Writers of fiction refer to Plato:
Poul Anderson wrote "Plato's Cave";
Star Trek includes "Plato's Stepchildren";
CS Lewis described the mortal realm as "Shadowlands" (see below);
Lewis' Professor says that it is all in Plato (see here);
in Out Of The Silent Planet, Lewis fictitiously corresponds with Ransom about twelfth century Platonists;
SM Stirling's characters eat the "...Platonic essence of grilled steer..."
-SM Stirling, Shadows Of Falling Night (New York, 2014), CHAPTER FOURTEEN, p. 278.
Plato thought and taught that:
Ideas, like Goodness and Beauty, are perfect eternal realities because they are unchanged whenever we contemplate them;
transient instances of goodness and beauty are imperfect imitations of the corresponding Ideas;
sensory organs perceiving these imperfect imitations are like men seeing shadows on the wall of a cave and mistaking them for realities;
immortal intellectual souls contemplate Ideas between incarnations and are reminded of them by their sensory imitations.
My Comments
Reality is concrete, not abstract, whereas ideas are abstractions.
Philosophy, standing on its head, needed to be turned onto its feet.
When I ate a banana in Elba, I thought that every banana that I had ever eaten had tried and failed to imitate this perfect Banana.

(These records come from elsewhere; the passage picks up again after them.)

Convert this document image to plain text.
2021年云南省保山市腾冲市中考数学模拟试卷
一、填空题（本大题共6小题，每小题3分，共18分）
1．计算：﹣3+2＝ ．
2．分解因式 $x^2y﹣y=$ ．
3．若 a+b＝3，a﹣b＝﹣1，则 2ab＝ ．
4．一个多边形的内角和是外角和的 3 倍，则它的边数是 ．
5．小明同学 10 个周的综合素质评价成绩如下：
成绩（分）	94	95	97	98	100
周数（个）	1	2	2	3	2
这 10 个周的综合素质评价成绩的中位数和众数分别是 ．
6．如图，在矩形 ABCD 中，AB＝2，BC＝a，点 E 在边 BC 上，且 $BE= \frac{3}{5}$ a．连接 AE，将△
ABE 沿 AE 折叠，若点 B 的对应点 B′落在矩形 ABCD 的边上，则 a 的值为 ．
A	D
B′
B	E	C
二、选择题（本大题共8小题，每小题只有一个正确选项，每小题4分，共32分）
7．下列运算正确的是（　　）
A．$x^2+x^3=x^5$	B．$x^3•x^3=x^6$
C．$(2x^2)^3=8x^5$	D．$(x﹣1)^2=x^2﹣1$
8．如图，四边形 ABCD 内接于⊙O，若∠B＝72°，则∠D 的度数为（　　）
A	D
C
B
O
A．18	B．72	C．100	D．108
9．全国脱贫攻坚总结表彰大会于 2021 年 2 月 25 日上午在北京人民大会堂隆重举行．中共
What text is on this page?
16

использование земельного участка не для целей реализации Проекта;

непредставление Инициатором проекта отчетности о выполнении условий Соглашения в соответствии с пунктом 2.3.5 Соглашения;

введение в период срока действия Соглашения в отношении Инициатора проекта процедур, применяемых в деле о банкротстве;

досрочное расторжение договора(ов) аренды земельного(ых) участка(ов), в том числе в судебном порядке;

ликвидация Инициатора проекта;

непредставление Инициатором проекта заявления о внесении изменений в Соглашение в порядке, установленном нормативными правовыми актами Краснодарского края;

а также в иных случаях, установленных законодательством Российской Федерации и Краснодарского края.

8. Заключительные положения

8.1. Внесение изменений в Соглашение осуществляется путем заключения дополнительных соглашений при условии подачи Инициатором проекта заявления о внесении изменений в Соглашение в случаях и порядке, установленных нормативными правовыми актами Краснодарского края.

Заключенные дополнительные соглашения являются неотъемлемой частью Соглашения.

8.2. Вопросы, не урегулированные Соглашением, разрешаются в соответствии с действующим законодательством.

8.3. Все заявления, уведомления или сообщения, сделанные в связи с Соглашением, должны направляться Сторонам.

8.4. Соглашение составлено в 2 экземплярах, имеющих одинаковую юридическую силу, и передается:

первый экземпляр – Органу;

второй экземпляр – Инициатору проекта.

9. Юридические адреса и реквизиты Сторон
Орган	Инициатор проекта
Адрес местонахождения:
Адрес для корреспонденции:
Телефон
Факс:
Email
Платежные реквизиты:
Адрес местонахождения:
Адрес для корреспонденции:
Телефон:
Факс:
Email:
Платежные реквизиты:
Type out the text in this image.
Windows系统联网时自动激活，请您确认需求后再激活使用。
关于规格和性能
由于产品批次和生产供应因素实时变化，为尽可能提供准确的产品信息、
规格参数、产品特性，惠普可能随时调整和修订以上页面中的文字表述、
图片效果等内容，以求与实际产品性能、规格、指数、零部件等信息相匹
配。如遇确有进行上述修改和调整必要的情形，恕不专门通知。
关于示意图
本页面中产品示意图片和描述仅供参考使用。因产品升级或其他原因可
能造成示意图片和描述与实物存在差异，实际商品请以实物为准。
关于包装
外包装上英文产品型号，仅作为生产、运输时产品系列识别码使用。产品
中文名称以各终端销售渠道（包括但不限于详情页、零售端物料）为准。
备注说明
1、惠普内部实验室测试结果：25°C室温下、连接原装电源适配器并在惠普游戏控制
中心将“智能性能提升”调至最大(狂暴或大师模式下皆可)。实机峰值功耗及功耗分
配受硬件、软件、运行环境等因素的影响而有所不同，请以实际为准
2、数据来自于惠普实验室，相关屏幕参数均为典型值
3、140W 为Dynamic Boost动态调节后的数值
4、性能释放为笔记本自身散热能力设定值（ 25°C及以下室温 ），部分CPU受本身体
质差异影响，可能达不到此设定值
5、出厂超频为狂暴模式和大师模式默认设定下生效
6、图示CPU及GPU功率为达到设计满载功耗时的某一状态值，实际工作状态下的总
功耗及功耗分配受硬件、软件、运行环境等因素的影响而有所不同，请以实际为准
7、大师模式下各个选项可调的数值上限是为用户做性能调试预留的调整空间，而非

Lewis thought that Heaven would contain Platonic essences that were concrete, not abstract, like that Elban Banana. (Excellent, if possible.)
1 comment:
Kaor, Paul!
And Kukulkan Zachary, in THE GAME OF EMPIRE, tried to justify the treachery and plotting of the Zacharians by claiming they had to live like those prisoners in Plato's cave seeing only shadows of what was real. Another example of Anderson using concepts and images taken from the works of Plato.
And Lewis' friend, Charles Williams, wrote a novel called THE PLACE OF THE LION, speculating on what might happen if the Platonic Ideas or Essences were real and became physically present on our Earth.